Tale-type classification: ATU 1545* (“The Boy with Many Names” / phantom-feast variant) overlapping with ATU 1610 (“Dividing the Gifts”). Hans-Jörg Uther, The Types of International Folktales (Helsinki, 2004), discusses the imaginary-feast motif separately under Motif J1341 (“The Stupid Guest”) and K1984 (“Deceptive bargain”) of Stith Thompson’s Motif-Index of Folk-Literature.
Reference work: Ulrich Marzolph & Richard van Leeuwen, The Arabian Nights Encyclopedia (ABC-CLIO, 2004), entries “Barber’s Tale of his Sixth Brother” (Vol. I, pp. 91–92) and “Barmakids” (Vol. I, pp. 93–94). For the historical family see Kevin van Bladel, “The Bactrian Background of the Barmakids,” in Islam and Tibet: Interactions along the Musk Routes (Ashgate, 2011), and Hugh Kennedy, The Court of the Caliphs (Weidenfeld & Nicolson, 2004), Chs. 5–7.
Linguistic legacy: The English word Barmecide (noun and adjective) is first recorded in 1714 (Steele in The Englishman) and was firmly established by the time of Johnson’s Dictionary (1755). Dickens uses “Barmecide Room” in David Copperfield (1849), Ch. 28, and Stevenson uses “Barmecide feast” in The Wrecker (1892). The Persian and Ottoman Turkish languages preserve the proverbial sense of the tale as well.

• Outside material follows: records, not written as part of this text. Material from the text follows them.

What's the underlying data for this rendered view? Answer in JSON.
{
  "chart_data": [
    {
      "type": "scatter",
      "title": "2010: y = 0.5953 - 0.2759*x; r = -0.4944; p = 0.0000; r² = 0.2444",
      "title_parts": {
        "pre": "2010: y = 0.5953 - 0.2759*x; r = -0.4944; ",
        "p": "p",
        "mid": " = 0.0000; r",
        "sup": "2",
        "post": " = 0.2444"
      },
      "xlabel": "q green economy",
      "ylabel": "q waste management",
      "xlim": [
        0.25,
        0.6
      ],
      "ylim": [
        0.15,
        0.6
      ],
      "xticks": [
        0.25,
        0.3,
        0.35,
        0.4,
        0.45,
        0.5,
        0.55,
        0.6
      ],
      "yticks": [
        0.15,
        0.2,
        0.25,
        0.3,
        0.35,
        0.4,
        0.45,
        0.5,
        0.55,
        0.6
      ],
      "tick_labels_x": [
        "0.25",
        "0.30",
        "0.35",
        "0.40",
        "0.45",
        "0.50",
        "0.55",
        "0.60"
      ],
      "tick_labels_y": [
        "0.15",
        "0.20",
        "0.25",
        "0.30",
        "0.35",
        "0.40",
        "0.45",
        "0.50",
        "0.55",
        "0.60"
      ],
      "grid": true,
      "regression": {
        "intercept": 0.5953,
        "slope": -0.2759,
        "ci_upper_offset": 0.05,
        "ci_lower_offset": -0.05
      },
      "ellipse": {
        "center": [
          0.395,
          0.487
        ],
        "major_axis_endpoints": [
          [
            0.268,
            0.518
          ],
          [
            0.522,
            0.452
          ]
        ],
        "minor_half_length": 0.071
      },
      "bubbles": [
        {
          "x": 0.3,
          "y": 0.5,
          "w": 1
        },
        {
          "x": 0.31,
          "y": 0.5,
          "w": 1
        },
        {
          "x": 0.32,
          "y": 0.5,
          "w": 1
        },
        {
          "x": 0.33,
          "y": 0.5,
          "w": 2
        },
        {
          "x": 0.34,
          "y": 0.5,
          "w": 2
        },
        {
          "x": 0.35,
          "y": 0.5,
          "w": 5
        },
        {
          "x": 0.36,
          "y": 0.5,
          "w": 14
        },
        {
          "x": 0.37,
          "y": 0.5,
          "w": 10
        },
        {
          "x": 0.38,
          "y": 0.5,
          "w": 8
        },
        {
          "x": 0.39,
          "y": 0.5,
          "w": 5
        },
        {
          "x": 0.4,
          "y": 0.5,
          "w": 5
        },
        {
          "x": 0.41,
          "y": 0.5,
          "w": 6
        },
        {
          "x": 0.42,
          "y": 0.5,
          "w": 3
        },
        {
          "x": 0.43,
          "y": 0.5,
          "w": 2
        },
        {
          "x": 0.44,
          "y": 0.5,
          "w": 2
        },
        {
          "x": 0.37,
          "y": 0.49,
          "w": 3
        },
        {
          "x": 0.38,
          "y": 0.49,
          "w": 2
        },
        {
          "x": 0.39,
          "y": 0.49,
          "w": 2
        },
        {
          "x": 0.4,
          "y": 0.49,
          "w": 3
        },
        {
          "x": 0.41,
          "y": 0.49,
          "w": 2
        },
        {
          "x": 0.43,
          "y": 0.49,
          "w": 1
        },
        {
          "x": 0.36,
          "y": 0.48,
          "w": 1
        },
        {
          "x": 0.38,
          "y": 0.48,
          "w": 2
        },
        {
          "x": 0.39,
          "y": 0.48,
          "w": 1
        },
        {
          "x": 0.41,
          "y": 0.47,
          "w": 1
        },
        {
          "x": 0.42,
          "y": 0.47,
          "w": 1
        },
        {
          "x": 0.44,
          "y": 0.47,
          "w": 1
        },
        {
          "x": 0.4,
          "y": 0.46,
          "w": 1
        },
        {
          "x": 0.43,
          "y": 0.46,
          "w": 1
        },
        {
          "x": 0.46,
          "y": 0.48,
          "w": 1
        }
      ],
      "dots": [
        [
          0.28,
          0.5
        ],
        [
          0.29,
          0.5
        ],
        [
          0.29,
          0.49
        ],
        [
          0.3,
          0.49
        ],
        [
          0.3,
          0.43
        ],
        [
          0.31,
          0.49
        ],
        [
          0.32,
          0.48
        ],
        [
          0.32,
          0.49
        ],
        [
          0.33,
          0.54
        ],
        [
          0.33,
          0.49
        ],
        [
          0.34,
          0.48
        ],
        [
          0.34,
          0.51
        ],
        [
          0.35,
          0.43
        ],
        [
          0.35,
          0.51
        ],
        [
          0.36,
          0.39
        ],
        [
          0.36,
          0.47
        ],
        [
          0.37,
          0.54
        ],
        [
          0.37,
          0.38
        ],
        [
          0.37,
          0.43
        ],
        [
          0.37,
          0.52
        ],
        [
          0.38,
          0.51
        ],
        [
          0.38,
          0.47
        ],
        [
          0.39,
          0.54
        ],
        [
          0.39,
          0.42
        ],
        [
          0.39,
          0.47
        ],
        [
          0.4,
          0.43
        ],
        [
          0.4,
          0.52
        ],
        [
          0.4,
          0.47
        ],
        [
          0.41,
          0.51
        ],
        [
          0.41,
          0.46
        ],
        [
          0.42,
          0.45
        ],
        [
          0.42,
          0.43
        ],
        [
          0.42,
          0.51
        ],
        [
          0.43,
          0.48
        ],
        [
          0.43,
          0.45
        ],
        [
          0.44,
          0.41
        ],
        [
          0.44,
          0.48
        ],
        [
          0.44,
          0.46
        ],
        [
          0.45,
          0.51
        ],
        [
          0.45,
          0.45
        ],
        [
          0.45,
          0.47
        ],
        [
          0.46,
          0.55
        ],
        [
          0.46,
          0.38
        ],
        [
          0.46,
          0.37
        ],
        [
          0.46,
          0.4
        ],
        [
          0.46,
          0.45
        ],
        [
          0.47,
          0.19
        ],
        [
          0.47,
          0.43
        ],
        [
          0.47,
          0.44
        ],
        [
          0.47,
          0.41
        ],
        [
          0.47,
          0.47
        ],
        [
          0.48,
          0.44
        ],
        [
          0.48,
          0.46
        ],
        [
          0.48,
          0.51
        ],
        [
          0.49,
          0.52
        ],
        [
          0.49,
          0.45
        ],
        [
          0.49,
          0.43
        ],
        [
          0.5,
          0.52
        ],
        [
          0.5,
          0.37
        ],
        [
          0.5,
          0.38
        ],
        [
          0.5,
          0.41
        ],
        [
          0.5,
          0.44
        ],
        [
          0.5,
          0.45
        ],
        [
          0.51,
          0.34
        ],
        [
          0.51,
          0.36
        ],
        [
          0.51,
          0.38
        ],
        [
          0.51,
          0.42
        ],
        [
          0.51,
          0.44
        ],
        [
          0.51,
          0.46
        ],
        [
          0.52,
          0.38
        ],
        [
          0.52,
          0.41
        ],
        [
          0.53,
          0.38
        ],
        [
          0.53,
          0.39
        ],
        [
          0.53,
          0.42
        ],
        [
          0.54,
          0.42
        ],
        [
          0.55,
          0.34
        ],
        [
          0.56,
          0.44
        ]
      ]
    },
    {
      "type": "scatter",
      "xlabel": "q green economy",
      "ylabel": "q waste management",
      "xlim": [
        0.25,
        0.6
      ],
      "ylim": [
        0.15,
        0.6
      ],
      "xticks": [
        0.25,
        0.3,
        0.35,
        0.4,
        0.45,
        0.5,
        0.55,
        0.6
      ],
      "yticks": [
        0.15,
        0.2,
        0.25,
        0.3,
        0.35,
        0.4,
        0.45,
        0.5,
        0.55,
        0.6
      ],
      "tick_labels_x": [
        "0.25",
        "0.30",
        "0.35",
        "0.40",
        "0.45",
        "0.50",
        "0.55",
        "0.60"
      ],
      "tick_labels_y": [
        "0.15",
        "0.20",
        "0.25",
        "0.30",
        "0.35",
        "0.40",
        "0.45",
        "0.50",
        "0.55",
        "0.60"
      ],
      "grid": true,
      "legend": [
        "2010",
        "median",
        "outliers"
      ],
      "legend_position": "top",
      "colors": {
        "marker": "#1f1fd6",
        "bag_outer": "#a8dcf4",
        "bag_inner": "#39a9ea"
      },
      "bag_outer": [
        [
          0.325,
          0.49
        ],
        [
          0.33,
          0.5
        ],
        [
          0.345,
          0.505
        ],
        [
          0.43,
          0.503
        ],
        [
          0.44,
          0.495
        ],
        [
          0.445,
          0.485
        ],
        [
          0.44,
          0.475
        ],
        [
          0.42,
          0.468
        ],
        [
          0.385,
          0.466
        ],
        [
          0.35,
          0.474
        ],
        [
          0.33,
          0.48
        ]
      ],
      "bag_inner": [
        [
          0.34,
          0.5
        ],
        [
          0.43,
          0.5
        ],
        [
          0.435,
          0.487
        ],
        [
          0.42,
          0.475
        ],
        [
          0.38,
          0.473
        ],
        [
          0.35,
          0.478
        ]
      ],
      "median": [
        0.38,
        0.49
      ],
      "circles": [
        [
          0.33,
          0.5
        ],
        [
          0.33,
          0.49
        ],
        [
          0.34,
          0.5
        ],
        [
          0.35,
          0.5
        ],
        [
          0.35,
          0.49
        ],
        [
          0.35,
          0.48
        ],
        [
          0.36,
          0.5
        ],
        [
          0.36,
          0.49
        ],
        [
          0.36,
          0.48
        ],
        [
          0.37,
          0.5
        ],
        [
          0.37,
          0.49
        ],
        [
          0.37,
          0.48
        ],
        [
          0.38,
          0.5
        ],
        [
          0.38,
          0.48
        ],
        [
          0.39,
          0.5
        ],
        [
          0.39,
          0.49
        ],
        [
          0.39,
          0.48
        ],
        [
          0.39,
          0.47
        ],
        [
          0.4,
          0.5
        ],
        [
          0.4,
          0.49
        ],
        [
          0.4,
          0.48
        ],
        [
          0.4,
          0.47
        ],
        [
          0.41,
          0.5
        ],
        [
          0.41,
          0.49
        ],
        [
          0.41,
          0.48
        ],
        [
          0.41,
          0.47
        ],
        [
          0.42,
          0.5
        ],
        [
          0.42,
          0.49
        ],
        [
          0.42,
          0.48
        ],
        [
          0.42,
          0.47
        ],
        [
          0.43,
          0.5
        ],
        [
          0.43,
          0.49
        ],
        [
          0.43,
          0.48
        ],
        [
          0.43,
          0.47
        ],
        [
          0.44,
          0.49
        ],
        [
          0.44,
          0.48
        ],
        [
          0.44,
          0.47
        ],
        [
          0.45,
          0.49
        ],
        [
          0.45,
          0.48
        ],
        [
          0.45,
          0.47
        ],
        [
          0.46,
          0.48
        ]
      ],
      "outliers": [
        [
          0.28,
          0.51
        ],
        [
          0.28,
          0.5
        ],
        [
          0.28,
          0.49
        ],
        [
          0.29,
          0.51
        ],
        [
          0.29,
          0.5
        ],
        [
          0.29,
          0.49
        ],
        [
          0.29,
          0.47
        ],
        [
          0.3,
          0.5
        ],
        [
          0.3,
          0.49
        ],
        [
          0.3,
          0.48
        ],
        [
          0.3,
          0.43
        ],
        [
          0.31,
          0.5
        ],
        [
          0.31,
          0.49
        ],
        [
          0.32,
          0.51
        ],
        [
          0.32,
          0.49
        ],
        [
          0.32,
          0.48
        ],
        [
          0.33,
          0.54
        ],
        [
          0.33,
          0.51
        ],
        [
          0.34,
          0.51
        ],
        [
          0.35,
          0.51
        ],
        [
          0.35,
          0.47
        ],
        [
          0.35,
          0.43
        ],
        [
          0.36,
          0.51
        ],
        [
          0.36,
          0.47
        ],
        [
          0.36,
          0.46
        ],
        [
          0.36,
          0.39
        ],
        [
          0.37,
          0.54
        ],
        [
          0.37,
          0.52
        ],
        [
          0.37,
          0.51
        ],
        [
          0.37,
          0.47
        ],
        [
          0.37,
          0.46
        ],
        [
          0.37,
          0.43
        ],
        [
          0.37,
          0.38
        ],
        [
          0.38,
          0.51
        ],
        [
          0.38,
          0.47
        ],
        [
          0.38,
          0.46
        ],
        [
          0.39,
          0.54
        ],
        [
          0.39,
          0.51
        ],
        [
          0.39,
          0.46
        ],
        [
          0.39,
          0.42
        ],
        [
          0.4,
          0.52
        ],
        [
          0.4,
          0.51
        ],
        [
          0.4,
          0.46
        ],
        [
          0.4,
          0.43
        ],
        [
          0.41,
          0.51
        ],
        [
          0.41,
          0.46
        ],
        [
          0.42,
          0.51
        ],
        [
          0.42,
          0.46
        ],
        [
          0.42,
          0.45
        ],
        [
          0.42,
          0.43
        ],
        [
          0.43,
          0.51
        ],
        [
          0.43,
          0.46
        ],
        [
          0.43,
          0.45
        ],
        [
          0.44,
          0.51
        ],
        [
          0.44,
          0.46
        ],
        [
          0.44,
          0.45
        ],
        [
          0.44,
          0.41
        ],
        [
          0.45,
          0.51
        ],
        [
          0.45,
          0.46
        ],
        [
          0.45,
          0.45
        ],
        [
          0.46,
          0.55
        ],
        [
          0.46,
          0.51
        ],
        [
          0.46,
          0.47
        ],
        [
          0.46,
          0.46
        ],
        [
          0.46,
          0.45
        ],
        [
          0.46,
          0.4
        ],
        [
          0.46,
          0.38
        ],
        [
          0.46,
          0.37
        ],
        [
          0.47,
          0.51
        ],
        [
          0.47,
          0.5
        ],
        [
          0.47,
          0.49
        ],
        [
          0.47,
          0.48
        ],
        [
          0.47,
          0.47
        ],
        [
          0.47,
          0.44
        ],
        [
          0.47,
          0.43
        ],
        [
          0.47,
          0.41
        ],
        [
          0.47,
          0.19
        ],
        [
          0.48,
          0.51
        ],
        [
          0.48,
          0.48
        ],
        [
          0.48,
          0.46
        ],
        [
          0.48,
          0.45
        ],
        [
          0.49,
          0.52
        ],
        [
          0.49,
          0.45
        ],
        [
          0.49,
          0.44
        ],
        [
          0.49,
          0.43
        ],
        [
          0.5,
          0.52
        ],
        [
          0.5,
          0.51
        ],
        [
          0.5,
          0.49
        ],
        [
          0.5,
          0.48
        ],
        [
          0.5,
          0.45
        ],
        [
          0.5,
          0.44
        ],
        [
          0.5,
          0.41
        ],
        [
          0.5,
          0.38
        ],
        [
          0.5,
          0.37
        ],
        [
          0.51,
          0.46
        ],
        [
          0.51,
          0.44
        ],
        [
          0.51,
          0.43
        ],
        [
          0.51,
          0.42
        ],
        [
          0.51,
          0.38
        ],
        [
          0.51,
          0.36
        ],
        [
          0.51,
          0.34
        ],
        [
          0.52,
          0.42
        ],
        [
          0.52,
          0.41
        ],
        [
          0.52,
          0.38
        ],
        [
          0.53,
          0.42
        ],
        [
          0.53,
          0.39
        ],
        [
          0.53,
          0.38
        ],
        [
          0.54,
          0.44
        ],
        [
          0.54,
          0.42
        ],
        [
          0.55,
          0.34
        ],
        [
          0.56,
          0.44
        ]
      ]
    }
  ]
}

Cognate tales: Hans Christian Andersen, “The Emperor’s New Clothes” (1837); the Spanish trickster story of El Conde Lucanor (Tale 32, “Of what happened to a King with the swindlers who made cloth,” 1335); the Talmudic tale of the poor scholar at the rich man’s table (b. Eruvin 53b); and the Chinese imperial story of the empty bowls in Liu Yiqing’s Shishuo Xinyu (5th c.).
For the Modern Reader
What is the Barmecide Feast in the end? A cruel game? A profound test? A piece of street-wise comedy? It is all three at once, and that is why it has refused to die. Every age finds in it some new metaphor: in the eighteenth century it was a comment on the empty promises of patronage, in the nineteenth a fable of capitalist plenty for the poor, in the twentieth a parable of advertising. In the twenty-first, it might be read as a small masterpiece on the dignity of the hungry and the strange unreliability of generosity.
Shakashik does not win because he is wise. He wins because he is patient, because he plays along, and because at the right moment he turns the joke around. The tale’s sympathy is unmistakably with him — with the man who has nothing and who, when offered nothing, refuses to be diminished by it. That, more than any feast, is what the storytellers of Baghdad wished to set down.